A cantora negra da televisão deu lugar a um grupo de guitarras eléctricas que acompanhavam um sujeito ruivo.
A mulher propôs
- Vamos deixando correr até nos conhecermos melhor, não achas?
O homem tocou-lhe de leve no anel de prata:
- É uma hipótese
disse ele, com qualquer coisa a rasgar-se-lhe ignorava em que sítio, na barriga, no peito, ou nem na barriga nem no peito, no fundo:
- Sinto-me cada vez mais preso a ti, sabias?
e, ainda a meio da frase, já a achava pateta: um marido, três filhos, o mais novo cinco anos se tanto, as filhas dele dezasseis e dezoito, nem uma só razão de queixa de ninguém lá em casa. Além do mais gostava do apartamento.
A mulher disse
- Eu também me sinto cada vez mais presa a ti mas o que é que podemos fazer?

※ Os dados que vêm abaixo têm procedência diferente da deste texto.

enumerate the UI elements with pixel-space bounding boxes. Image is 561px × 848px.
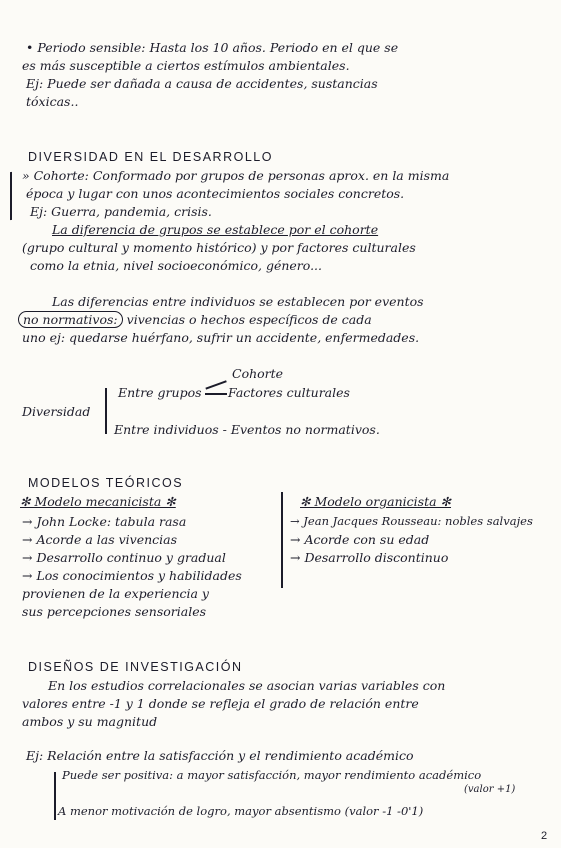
diversidad-title: DIVERSIDAD EN EL DESARROLLO	[28, 150, 273, 164]
ejemplo-brace	[54, 772, 56, 820]
no-normativos-circled: no normativos:	[18, 311, 123, 328]
diagram-branch-up	[205, 380, 226, 389]
organicista-item-2: → Acorde con su edad	[290, 532, 430, 547]
disenos-para-3: ambos y su magnitud	[22, 714, 158, 729]
individuos-line-1: Las diferencias entre individuos se establecen por eventos	[52, 294, 424, 309]
individuos-line-3: uno ej: quedarse huérfano, sufrir un accidente, enfermedades.	[22, 330, 420, 345]
organicista-item-3: → Desarrollo discontinuo	[290, 550, 449, 565]
disenos-title: DISEÑOS DE INVESTIGACIÓN	[28, 660, 243, 674]
individuos-line-2-rest: vivencias o hechos específicos de cada	[126, 312, 372, 327]
organicista-heading: ✻ Modelo organicista ✻	[300, 494, 452, 509]
diagram-branch-down	[205, 393, 227, 395]
organicista-item-1: → Jean Jacques Rousseau: nobles salvajes	[290, 514, 533, 528]
diagram-entre-individuos: Entre individuos - Eventos no normativos.	[114, 422, 380, 437]
mecanicista-item-1: → John Locke: tabula rasa	[22, 514, 187, 529]
mecanicista-item-2: → Acorde a las vivencias	[22, 532, 178, 547]
cohorte-line-2: época y lugar con unos acontecimientos sociales concretos.	[26, 186, 405, 201]
ejemplo-line-3: A menor motivación de logro, mayor absentismo (valor -1 -0'1)	[58, 804, 424, 818]
mecanicista-heading: ✻ Modelo mecanicista ✻	[20, 494, 176, 509]
modelos-title: MODELOS TEÓRICOS	[28, 476, 184, 490]
mecanicista-item-4: → Los conocimientos y habilidades	[22, 568, 242, 583]
cohorte-line-1: » Cohorte: Conformado por grupos de personas aprox. en la misma	[22, 168, 450, 183]
ejemplo-line-1: Ej: Relación entre la satisfacción y el rendimiento académico	[26, 748, 414, 763]
models-divider	[281, 492, 283, 588]
cohorte-line-3: Ej: Guerra, pandemia, crisis.	[30, 204, 212, 219]
diferencia-line-3: como la etnia, nivel socioeconómico, género...	[30, 258, 322, 273]
mecanicista-item-6: sus percepciones sensoriales	[22, 604, 207, 619]
periodo-line-4: tóxicas..	[26, 94, 79, 109]
periodo-line-3: Ej: Puede ser dañada a causa de accidentes, sustancias	[26, 76, 378, 91]
ejemplo-line-2: Puede ser positiva: a mayor satisfacción, mayor rendimiento académico	[62, 768, 482, 782]
diagram-root: Diversidad	[22, 404, 91, 419]
diagram-cohorte: Cohorte	[232, 366, 284, 381]
periodo-line-1: • Periodo sensible: Hasta los 10 años. Periodo en el que se	[26, 40, 399, 55]
bracket-mark	[10, 172, 12, 220]
disenos-para-1: En los estudios correlacionales se asocian varias variables con	[48, 678, 446, 693]
mecanicista-item-3: → Desarrollo continuo y gradual	[22, 550, 226, 565]
mecanicista-item-5: provienen de la experiencia y	[22, 586, 209, 601]
page-number: 2	[541, 830, 548, 842]
diagram-brace	[105, 388, 107, 434]
individuos-line-2	[18, 312, 372, 327]
periodo-line-2: es más susceptible a ciertos estímulos ambientales.	[22, 58, 350, 73]
ejemplo-note: (valor +1)	[464, 784, 516, 795]
diagram-entre-grupos: Entre grupos	[118, 385, 202, 400]
disenos-para-2: valores entre -1 y 1 donde se refleja el grado de relación entre	[22, 696, 419, 711]
diagram-factores-culturales: Factores culturales	[228, 385, 350, 400]
diferencia-line-1: La diferencia de grupos se establece por el cohorte	[52, 222, 379, 237]
diferencia-line-2: (grupo cultural y momento histórico) y por factores culturales	[22, 240, 416, 255]
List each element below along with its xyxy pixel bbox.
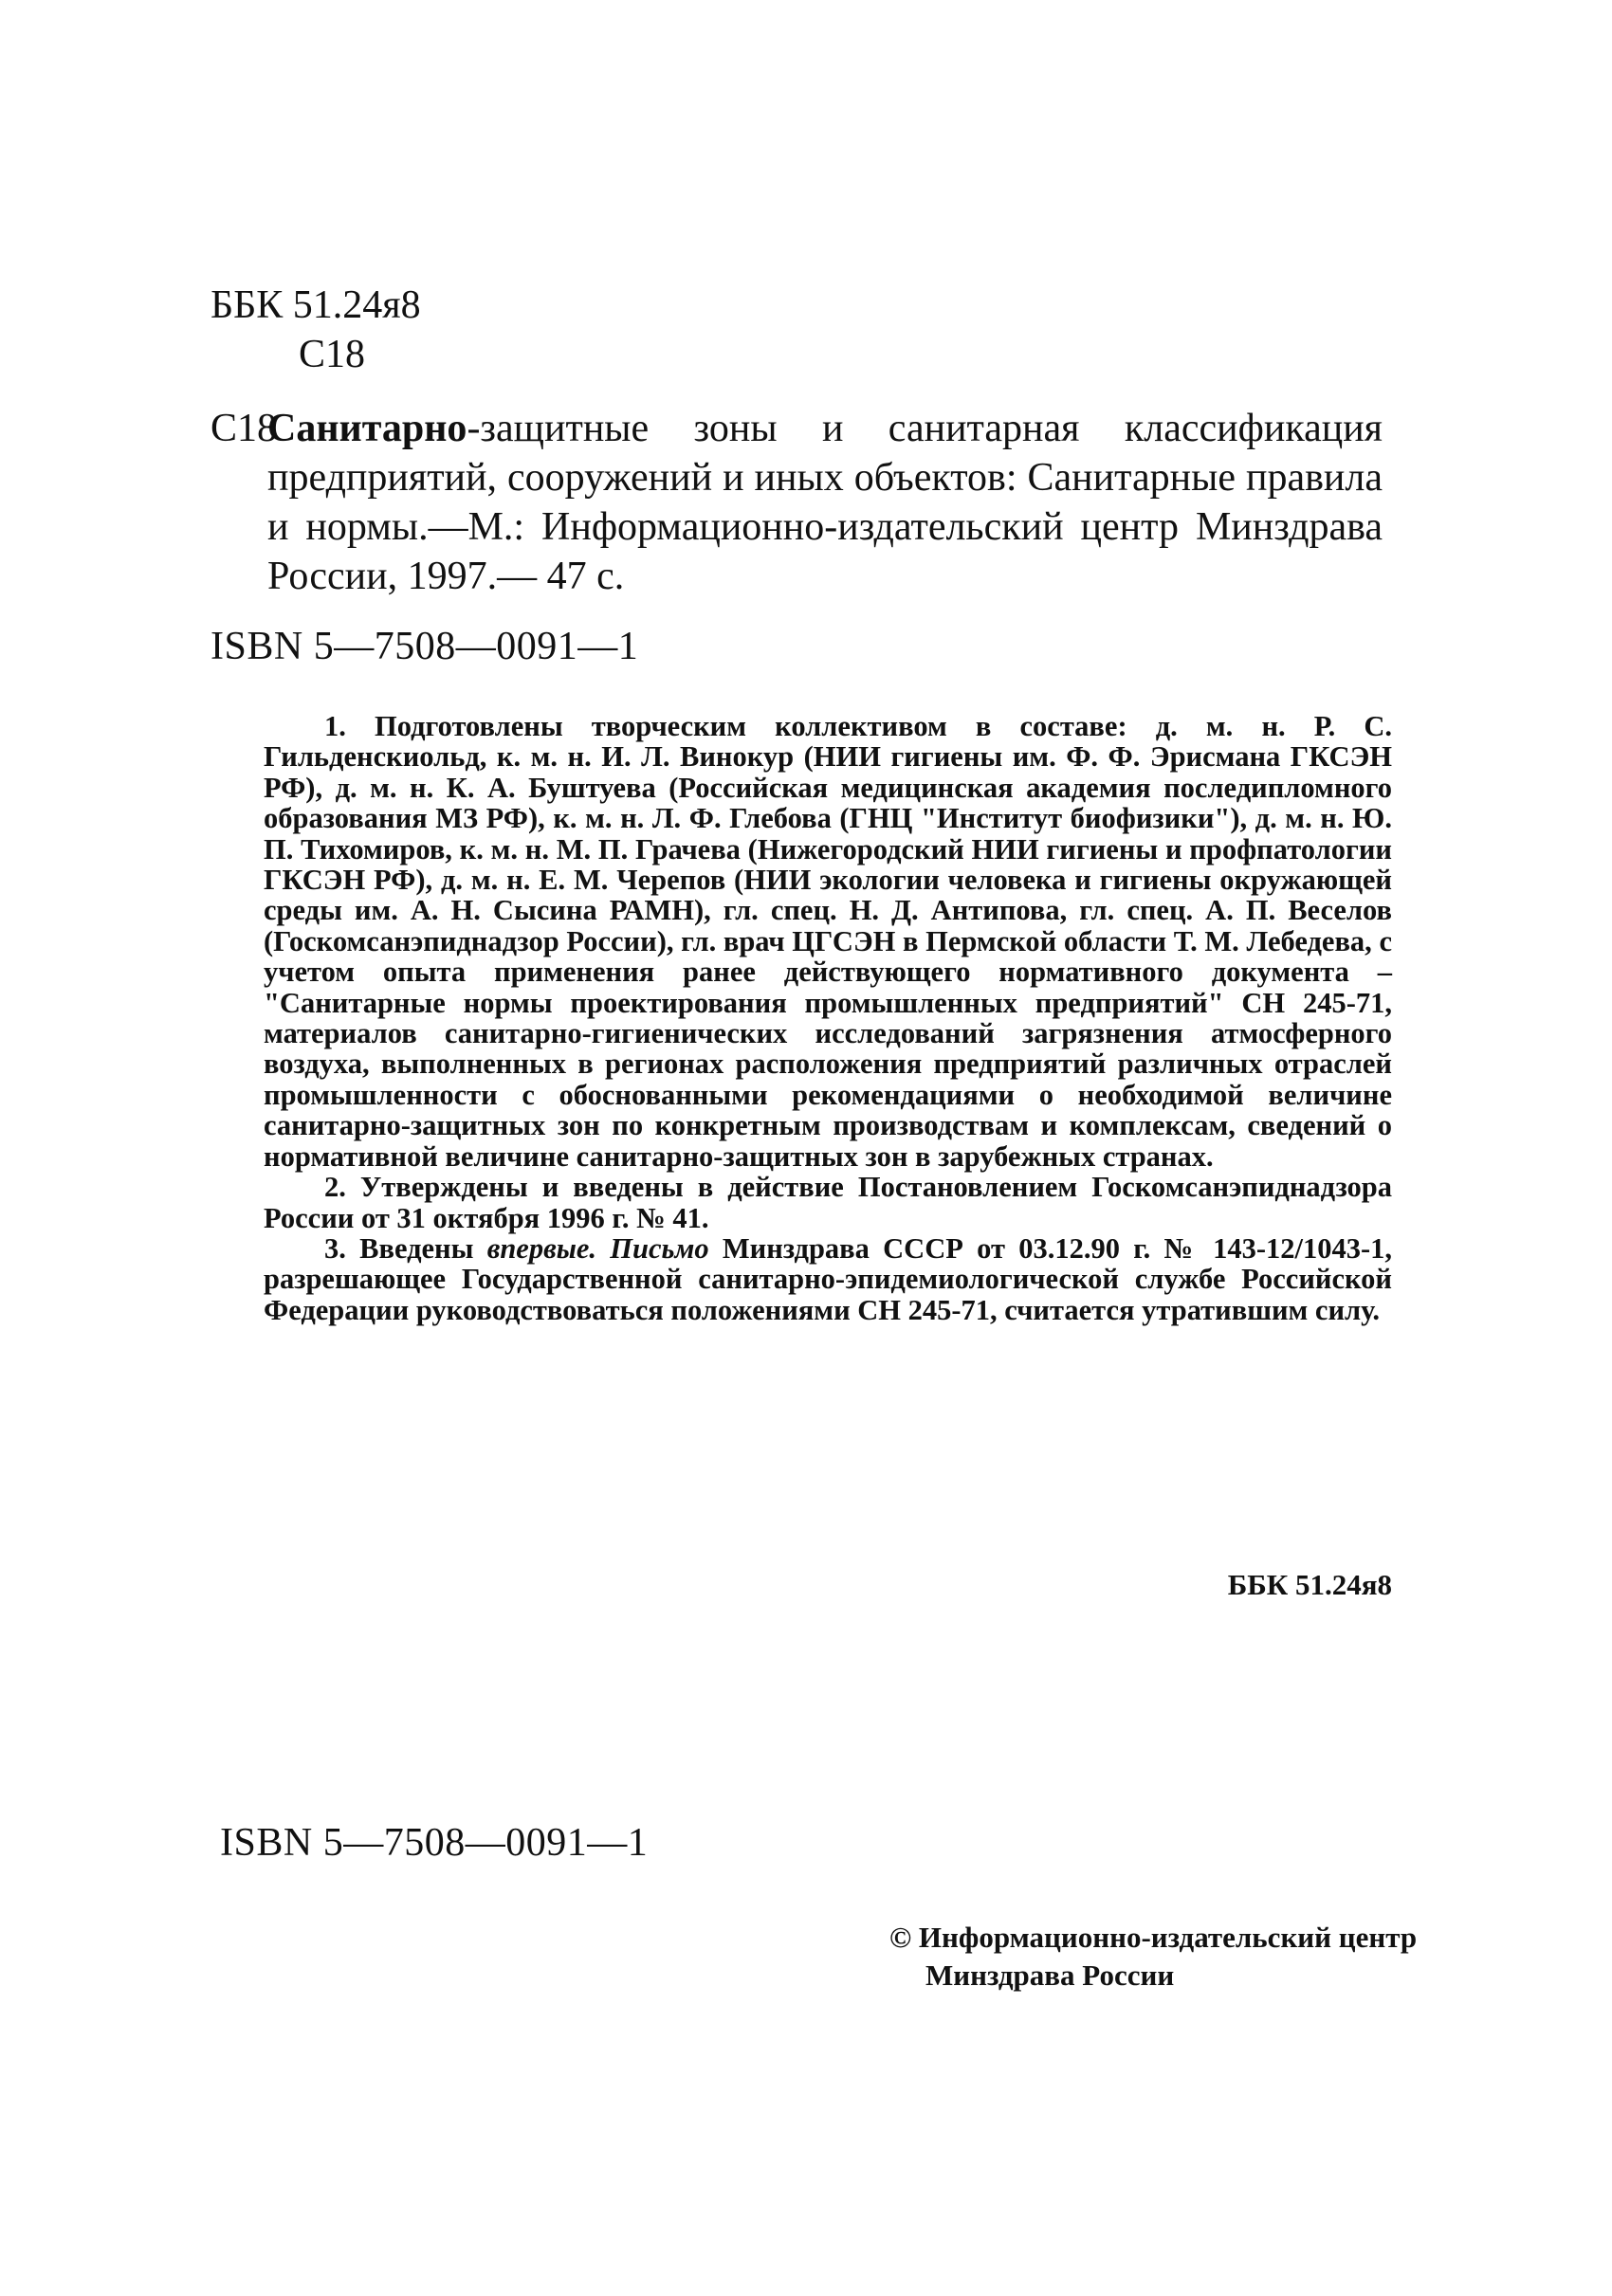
copyright-notice <box>889 1919 1417 1995</box>
note-2: 2. Утверждены и введены в действие Постановлением Госкомсанэпиднадзора России от 31 октября 1996 г. № 41. <box>264 1171 1392 1234</box>
note-1: 1. Подготовлены творческим коллективом в составе: д. м. н. Р. С. Гильденскиольд, к. м. н. И. Л. Винокур (НИИ гигиены им. Ф. Ф. Эрисмана ГКСЭН РФ), д. м. н. К. А. Буштуева (Российская медицинская академия последипломного образования МЗ РФ), к. м. н. Л. Ф. Глебова (ГНЦ "Институт биофизики"), д. м. н. Ю. П. Тихомиров, к. м. н. М. П. Грачева (Нижегородский НИИ гигиены и профпатологии ГКСЭН РФ), д. м. н. Е. М. Черепов (НИИ экологии человека и гигиены окружающей среды им. А. Н. Сысина РАМН), гл. спец. Н. Д. Антипова, гл. спец. А. П. Веселов (Госкомсанэпиднадзор России), гл. врач ЦГСЭН в Пермской области Т. М. Лебедева, с учетом опыта применения ранее действующего нормативного документа – "Санитарные нормы проектирования промышленных предприятий" СН 245-71, материалов санитарно-гигиенических исследований загрязнения атмосферного воздуха, выполненных в регионах расположения предприятий различных отраслей промышленности с обоснованными рекомендациями о необходимой величине санитарно-защитных зон по конкретным производствам и комплексам, сведений о нормативной величине санитарно-защитных зон в зарубежных странах. <box>264 710 1392 1173</box>
entry-title-bold: Санитарно <box>267 407 467 450</box>
bibliographic-entry <box>211 404 1383 601</box>
note-3-italic: впервые. Письмо <box>486 1231 709 1265</box>
note-3 <box>264 1233 1392 1325</box>
isbn-top: ISBN 5—7508—0091—1 <box>211 625 639 668</box>
notes-block <box>264 711 1392 1325</box>
note-3-prefix: 3. Введены <box>324 1231 487 1265</box>
entry-body: -защитные зоны и санитарная классификация предприятий, сооружений и иных объектов: Санитарные правила и нормы.—М.: Информационно-издательский центр Минздрава России, 1997.— 47 с. <box>267 407 1383 598</box>
entry-author-mark: С18 <box>211 407 278 450</box>
copyright-line-2: Минздрава России <box>925 1959 1175 1992</box>
copyright-line-1: © Информационно-издательский центр <box>889 1921 1418 1954</box>
bbk-code: ББК 51.24я8 <box>211 283 421 327</box>
catalog-header <box>211 281 421 379</box>
bbk-code-right: ББК 51.24я8 <box>1227 1568 1392 1601</box>
note-3-rest: Минздрава СССР от 03.12.90 г. № 143-12/1043-1, разрешающее Государственной санитарно-эпидемиологической службе Российской Федерации руководствоваться положениями СН 245-71, считается утратившим силу. <box>264 1231 1393 1326</box>
author-mark: С18 <box>299 333 366 376</box>
isbn-bottom: ISBN 5—7508—0091—1 <box>220 1821 649 1865</box>
entry-description <box>267 404 1383 601</box>
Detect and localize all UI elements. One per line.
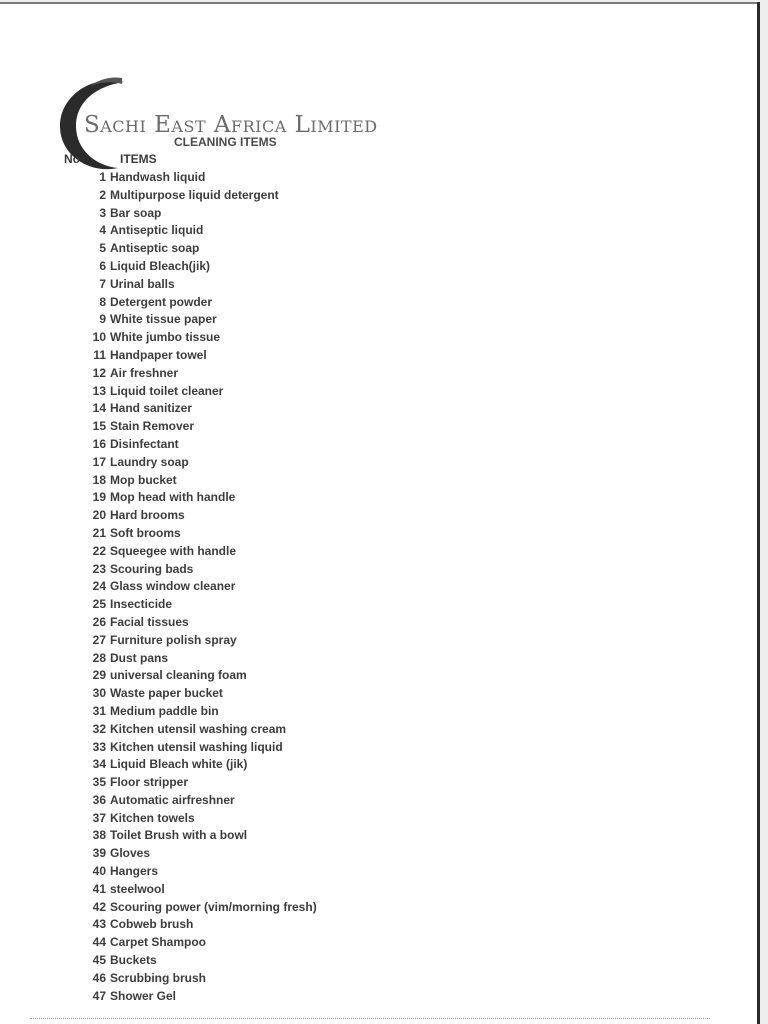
item-number: 10 <box>92 330 106 345</box>
item-name: Handwash liquid <box>110 170 206 184</box>
item-name: Liquid Bleach white (jik) <box>110 757 248 772</box>
item-name: Liquid Bleach(jik) <box>110 258 211 273</box>
item-number: 39 <box>92 846 106 861</box>
item-number: 34 <box>92 757 106 772</box>
item-name: Hangers <box>110 864 159 879</box>
item-number: 13 <box>92 383 106 398</box>
item-number: 42 <box>92 899 106 914</box>
item-number: 46 <box>92 970 106 985</box>
item-name: Buckets <box>110 953 157 968</box>
item-name: Detergent powder <box>110 294 213 309</box>
item-name: Hard brooms <box>110 508 185 523</box>
list-item <box>60 934 317 952</box>
item-number: 15 <box>92 419 106 434</box>
list-item <box>60 347 317 365</box>
item-number: 23 <box>92 561 106 576</box>
list-item <box>60 721 317 739</box>
list-item <box>60 489 317 507</box>
list-item <box>60 311 317 329</box>
item-number: 27 <box>92 632 106 647</box>
item-number: 33 <box>92 739 106 754</box>
list-item <box>60 988 317 1006</box>
item-name: Mop head with handle <box>110 490 236 505</box>
item-name: Bar soap <box>110 205 162 220</box>
scan-noise-line <box>30 1018 710 1021</box>
list-item <box>60 329 317 347</box>
list-item <box>60 240 317 258</box>
list-item <box>60 525 317 543</box>
item-name: Furniture polish spray <box>110 632 237 647</box>
list-item <box>60 561 317 579</box>
item-number: 16 <box>92 436 106 451</box>
item-number: 36 <box>92 792 106 807</box>
list-item <box>60 614 317 632</box>
item-number: 3 <box>99 205 106 220</box>
list-item <box>60 774 317 792</box>
list-item <box>60 632 317 650</box>
item-name: Cobweb brush <box>110 917 194 932</box>
item-number: 6 <box>99 258 106 273</box>
list-item <box>60 863 317 881</box>
document-page <box>0 2 760 1024</box>
item-name: Medium paddle bin <box>110 703 219 718</box>
item-name: Automatic airfreshner <box>110 792 235 807</box>
item-number: 7 <box>99 276 106 291</box>
list-item <box>60 756 317 774</box>
item-number: 25 <box>92 597 106 612</box>
list-item <box>60 258 317 276</box>
item-number: 1 <box>99 170 106 184</box>
item-number: 8 <box>99 294 106 309</box>
item-number: 9 <box>99 312 106 327</box>
item-number: 12 <box>92 365 106 380</box>
item-name: Urinal balls <box>110 276 175 291</box>
item-number: 37 <box>92 810 106 825</box>
item-number: 26 <box>92 614 106 629</box>
item-name: Soft brooms <box>110 525 181 540</box>
item-name: Scouring bads <box>110 561 194 576</box>
list-item <box>60 436 317 454</box>
item-name: Stain Remover <box>110 419 195 434</box>
list-item <box>60 810 317 828</box>
item-name: White jumbo tissue <box>110 330 221 345</box>
column-headers <box>64 152 157 166</box>
document-title: CLEANING ITEMS <box>174 135 277 149</box>
item-name: Shower Gel <box>110 988 177 1003</box>
item-number: 40 <box>92 864 106 879</box>
item-number: 30 <box>92 686 106 701</box>
item-number: 29 <box>92 668 106 683</box>
item-number: 28 <box>92 650 106 665</box>
column-number-header: No <box>64 152 80 166</box>
item-number: 24 <box>92 579 106 594</box>
item-number: 43 <box>92 917 106 932</box>
list-item <box>60 578 317 596</box>
list-item <box>60 739 317 757</box>
list-item <box>60 472 317 490</box>
column-items-header: ITEMS <box>120 152 157 166</box>
item-name: Multipurpose liquid detergent <box>110 187 279 202</box>
item-name: Mop bucket <box>110 472 177 487</box>
item-name: Kitchen towels <box>110 810 195 825</box>
list-item <box>60 881 317 899</box>
list-item <box>60 685 317 703</box>
item-name: Antiseptic liquid <box>110 223 204 238</box>
item-name: Kitchen utensil washing liquid <box>110 739 283 754</box>
item-name: Carpet Shampoo <box>110 935 207 950</box>
list-item <box>60 827 317 845</box>
list-item <box>60 507 317 525</box>
company-name: Sachi East Africa Limited <box>84 112 378 138</box>
cleaning-items-list <box>60 169 317 1005</box>
list-item <box>60 792 317 810</box>
item-name: Glass window cleaner <box>110 579 236 594</box>
item-number: 22 <box>92 543 106 558</box>
item-name: Waste paper bucket <box>110 686 223 701</box>
item-name: Dust pans <box>110 650 169 665</box>
item-number: 19 <box>92 490 106 505</box>
item-number: 31 <box>92 703 106 718</box>
item-name: Facial tissues <box>110 614 189 629</box>
list-item <box>60 205 317 223</box>
item-name: Handpaper towel <box>110 347 207 362</box>
item-number: 47 <box>92 988 106 1003</box>
list-item <box>60 952 317 970</box>
item-number: 21 <box>92 525 106 540</box>
list-item <box>60 543 317 561</box>
item-name: Scouring power (vim/morning fresh) <box>110 899 317 914</box>
list-item <box>60 383 317 401</box>
item-number: 5 <box>99 241 106 256</box>
list-item <box>60 400 317 418</box>
item-number: 35 <box>92 775 106 790</box>
item-name: Liquid toilet cleaner <box>110 383 224 398</box>
item-number: 44 <box>92 935 106 950</box>
list-item <box>60 970 317 988</box>
item-name: White tissue paper <box>110 312 217 327</box>
list-item <box>60 294 317 312</box>
item-name: Squeegee with handle <box>110 543 237 558</box>
item-number: 17 <box>92 454 106 469</box>
item-name: Floor stripper <box>110 775 189 790</box>
list-item <box>60 187 317 205</box>
item-name: Scrubbing brush <box>110 970 206 985</box>
list-item <box>60 650 317 668</box>
item-number: 11 <box>93 347 106 362</box>
item-number: 45 <box>92 953 106 968</box>
item-name: Air freshner <box>110 365 179 380</box>
list-item <box>60 703 317 721</box>
item-number: 18 <box>92 472 106 487</box>
list-item <box>60 418 317 436</box>
list-item <box>60 667 317 685</box>
list-item <box>60 454 317 472</box>
item-name: Disinfectant <box>110 436 179 451</box>
item-name: universal cleaning foam <box>110 668 247 683</box>
item-number: 2 <box>99 187 106 202</box>
item-number: 32 <box>92 721 106 736</box>
item-name: Antiseptic soap <box>110 241 200 256</box>
list-item <box>60 365 317 383</box>
item-number: 38 <box>92 828 106 843</box>
item-name: Gloves <box>110 846 151 861</box>
list-item <box>60 845 317 863</box>
item-name: Kitchen utensil washing cream <box>110 721 287 736</box>
item-number: 20 <box>92 508 106 523</box>
list-item <box>60 916 317 934</box>
list-item <box>60 596 317 614</box>
item-number: 41 <box>92 881 106 896</box>
list-item <box>60 222 317 240</box>
item-name: Toilet Brush with a bowl <box>110 828 248 843</box>
item-name: steelwool <box>110 881 165 896</box>
item-name: Hand sanitizer <box>110 401 193 416</box>
item-number: 4 <box>99 223 106 238</box>
list-item <box>60 899 317 917</box>
list-item <box>60 169 317 187</box>
item-name: Laundry soap <box>110 454 189 469</box>
item-name: Insecticide <box>110 597 173 612</box>
list-item <box>60 276 317 294</box>
scan-edge <box>0 2 760 4</box>
item-number: 14 <box>92 401 106 416</box>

imensa coisa a separá-los, crianças, família, gostos sem relação com os do outro, talvez, porque não acabar isto agora, porque não cessar de nos vermos, telefonemas às escondidas, culpabilidade, remorso, três filhos, que complicado, e a seguir?
A mulher disse
- Detesto a ideia de nos separarmos
e a cara esquisita como quando se aferrolham as feições para proibir uma lágrima, o homem, para si mesmo
- Não chores tu também
porque uma humidade no interior dos olhos, ele que desde a morte do pai não se recordava de, e admirou-se que a mulher não o tivesse achado impotente:
- Não tem importância nenhuma
disse ela
quando menos esperares volta
e uma gratidão de cachorro humilhado nele, ganas de abraçá-la durante imenso tempo a repetir
- Amo-te sem descanso,
a repetir
- Meu amor e nem
- Amo-te nem
- Meu amor
uma imobilidade de vencido, a súplica calada
- Não me mandes embora
uma tristeza só comparável à de quando a mãe deu o hamster a um vizinho
- Não aguento mais o chiar desta roda
e a mulher, metida na chávena de chá verde, informando-o que bebia litros de chá verde por dia
- Limpa o organismo das pessoas, sabias?
o homem
- Também detesto a ideia de nos separarmos mas detesto ainda mais a ideia de deixarmos correr
enquanto na televisão a negra de novo, com a mesma lingerie e as mesmas botas, a percorrer o corpo de um sujeito com o indicador lento, fitando a câmara numa espécie de gula. Os carros deles achavam-se estacionados, lado a lado, no parque vazio onde só uma furgoneta de entregas.
A mulher disse
- Que outra solução temos?
O homem levantou-se devagar
- Não sei
declarou
- Já venho
e em lugar dos lavabos saiu para o carro, abriu a porta, sentou-se ao volante, viu-a de pé igualmente, dava ideia que a chamá-lo, alcançou o parque e não tornou a vê-la, apanhou a estrada na direcção de Lisboa, cada vez mais depressa, uma curva suave, outra curva, notou as árvores da berma, plátanos, cento e vinte, cento e trinta, cento e cinquenta, ao ultrapassar um camião o volante escapou-lhe, o volante de onde os bombeiros tiveram dificuldade em desencaixá-lo quando um dos plátanos o recebeu, de folhas tão verdes como o chá que limpa o organismo das pessoas.